Graders study Frank Lloyd Wright and create stain glass artwork
Every civilization is partly defined and recognized by its architecture, and throughout history individual architects have contributed largely to the quality of life within their own societies. Frank Lloyd Wright was probably the most significant native-born American architect of the 20th century.
Frank Lloyd Wright was born on June 8, 1867, in Wisconsin. His mother covered the walls of the nursery with pictures of architecture to encourage him in this pursuit. Wright designed a total of more than 1000 buildings and 600 were constructed. His Prairie House designs are seen mainly in the Chicago area and into Wisconsin. He believed that a structure should be in harmony with its natural surroundings. He even built a house around a tree so the tree would not be cut down. He always incorporated Earth, Wind, Fire and Water into his designs.
His eye for details extended not only to the structure but also to the furniture and the windows. He was a genius in designing stain glass windows for each structure. Wright despised artificial light, so he took advantage of natural lighting – even moon lighting to give each room character. The 8th graders were in awe of his talent and how nature and geometry were uniquely combined in each building. They also were very disturbed when they found out that over ½ of his structures have been torn down. The Imperial Hotel for example was built to house the guests of the Emperor and the design was to be earthquake proof. Wright saw that it was as the hotel survived the massive earthquake in 1923. The hotel was torn down in 1969 for a more “modern hotel”.
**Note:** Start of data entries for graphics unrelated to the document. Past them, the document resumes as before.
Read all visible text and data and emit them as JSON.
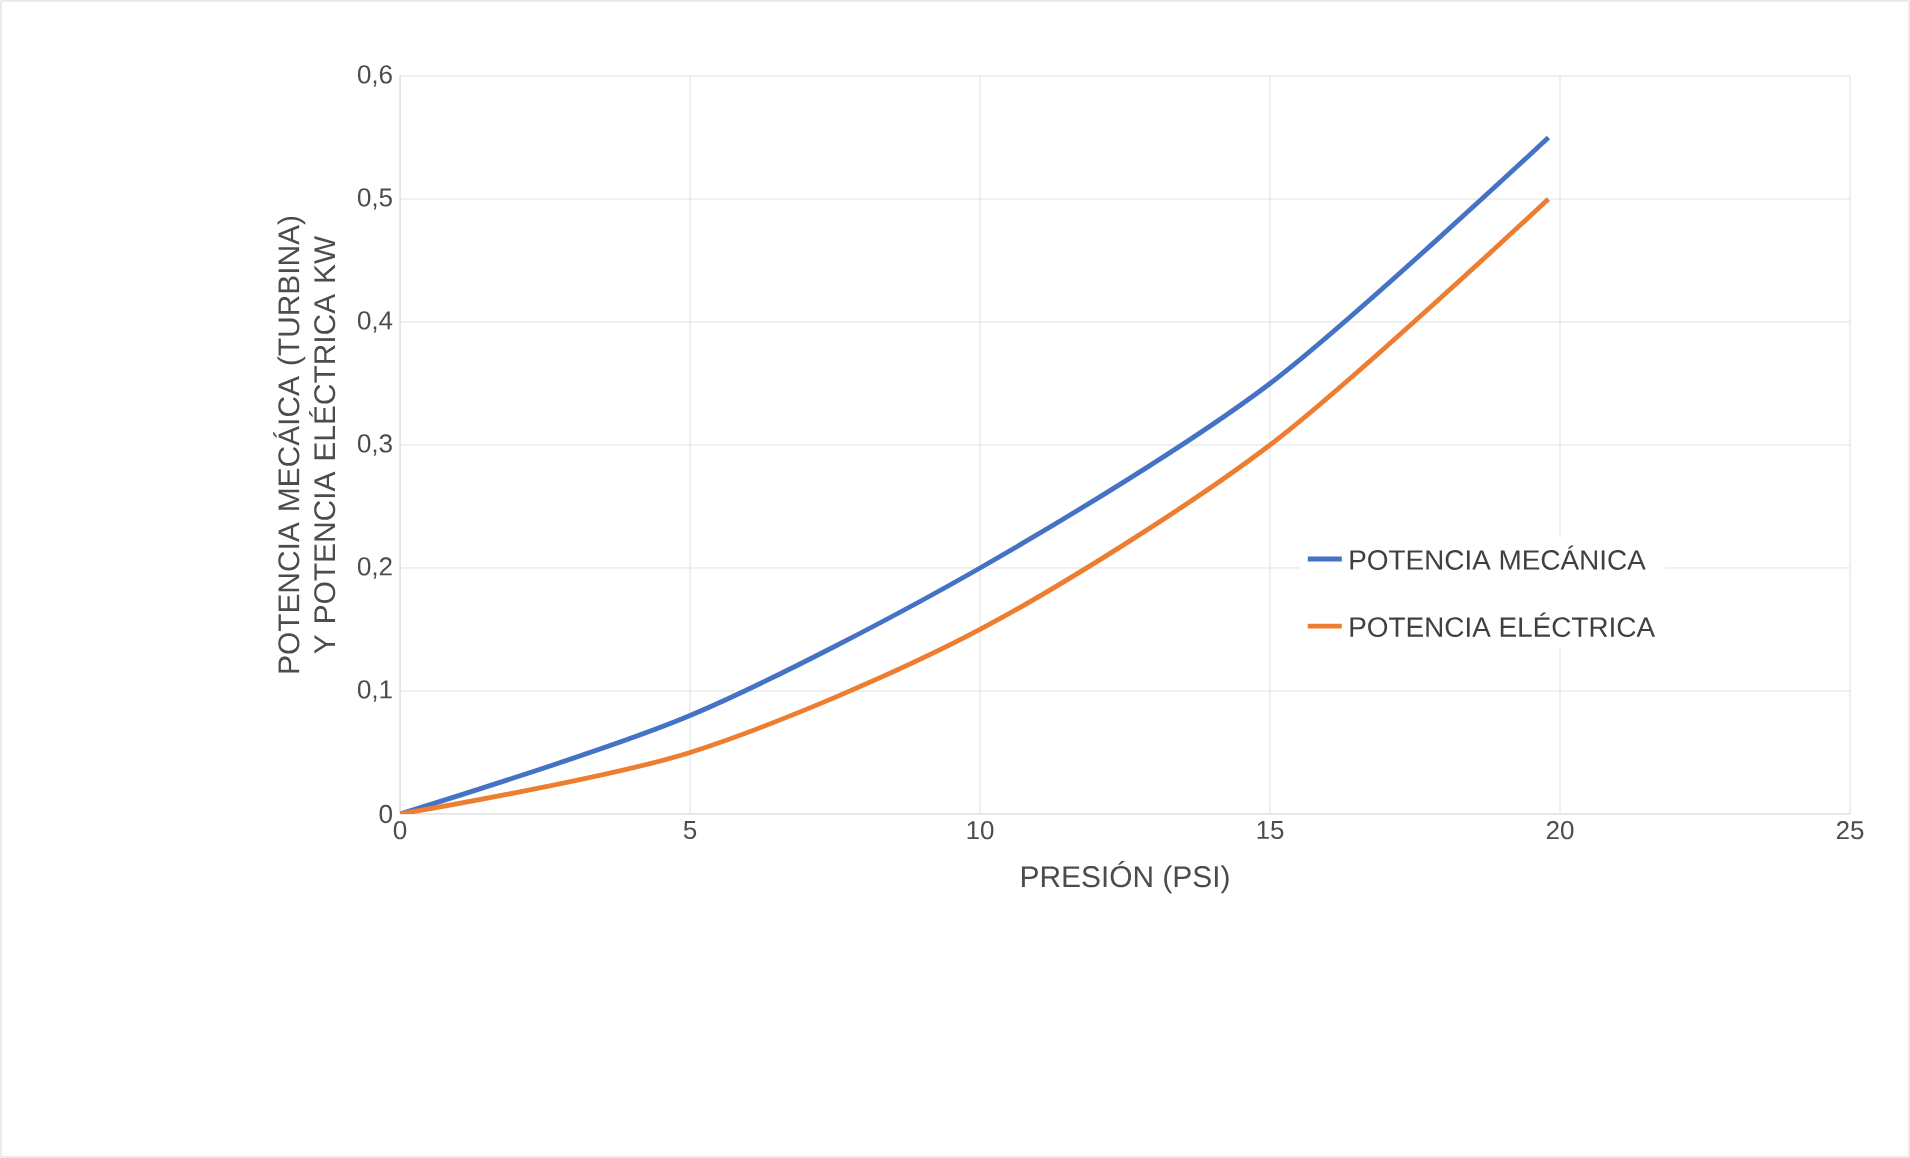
{
  "chart_data": {
    "type": "line",
    "xlabel": "PRESIÓN (PSI)",
    "ylabel": "POTENCIA MECÁICA (TURBINA)  Y POTENCIA ELÉCTRICA KW",
    "x": [
      0,
      5,
      10,
      15,
      19.8
    ],
    "series": [
      {
        "name": "POTENCIA MECÁNICA",
        "color": "#4472c4",
        "values": [
          0,
          0.08,
          0.2,
          0.35,
          0.55
        ]
      },
      {
        "name": "POTENCIA ELÉCTRICA",
        "color": "#ed7d31",
        "values": [
          0,
          0.05,
          0.15,
          0.3,
          0.5
        ]
      }
    ],
    "xlim": [
      0,
      25
    ],
    "xticks": [
      0,
      5,
      10,
      15,
      20,
      25
    ],
    "ylim": [
      0,
      0.6
    ],
    "yticks": [
      0,
      {
        "value": 0.1,
        "label": "0,1"
      },
      {
        "value": 0.2,
        "label": "0,2"
      },
      {
        "value": 0.3,
        "label": "0,3"
      },
      {
        "value": 0.4,
        "label": "0,4"
      },
      {
        "value": 0.5,
        "label": "0,5"
      },
      {
        "value": 0.6,
        "label": "0,6"
      }
    ],
    "grid": true,
    "legend": "right"
  }
}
The 8th Grade Pre-Algebra classes at Prairie Middle School researched some of Wright’s most famous structures: Taliesin West (Arizona), The Imperial Hotel (Tokyo), The Robie House (Chicago), The Hollyhock House (California), The Annunciation Greek Orthodox Church (Wisconsin), The Hanna House (California), and Falling Water (Pennsylvania). The students designed houses on a website from the Wright Foundation. Here the student put in walls, furniture and lighting as well as landscaped the area. The students found this to be exciting work that demands an eye for details. The students also colored velum reproductions of Wright’s windows. For a final project the students were able to get a glimpse into Wright’s famous stain glass windows by designing their own stain glass artwork. Shirley Stark and Terri Duman came to the middle school to teach the students how to design stain glass sun catchers. The students picked geometric pieces of glass that were precut and ground. Once their designed was complete they learned how to wrap the glass in copper foiling and using the solder irons tin the edges. The next day the students took their pieces and solder them together to complete the project. The students were amazed at how many different designs they could create using basic geometric shapes.
From the time Wright started designing until the day he died (April 9, 1959) his buildings set a precedent. We can only image how homes would appear today if he had not chosen the career his mother led him towards.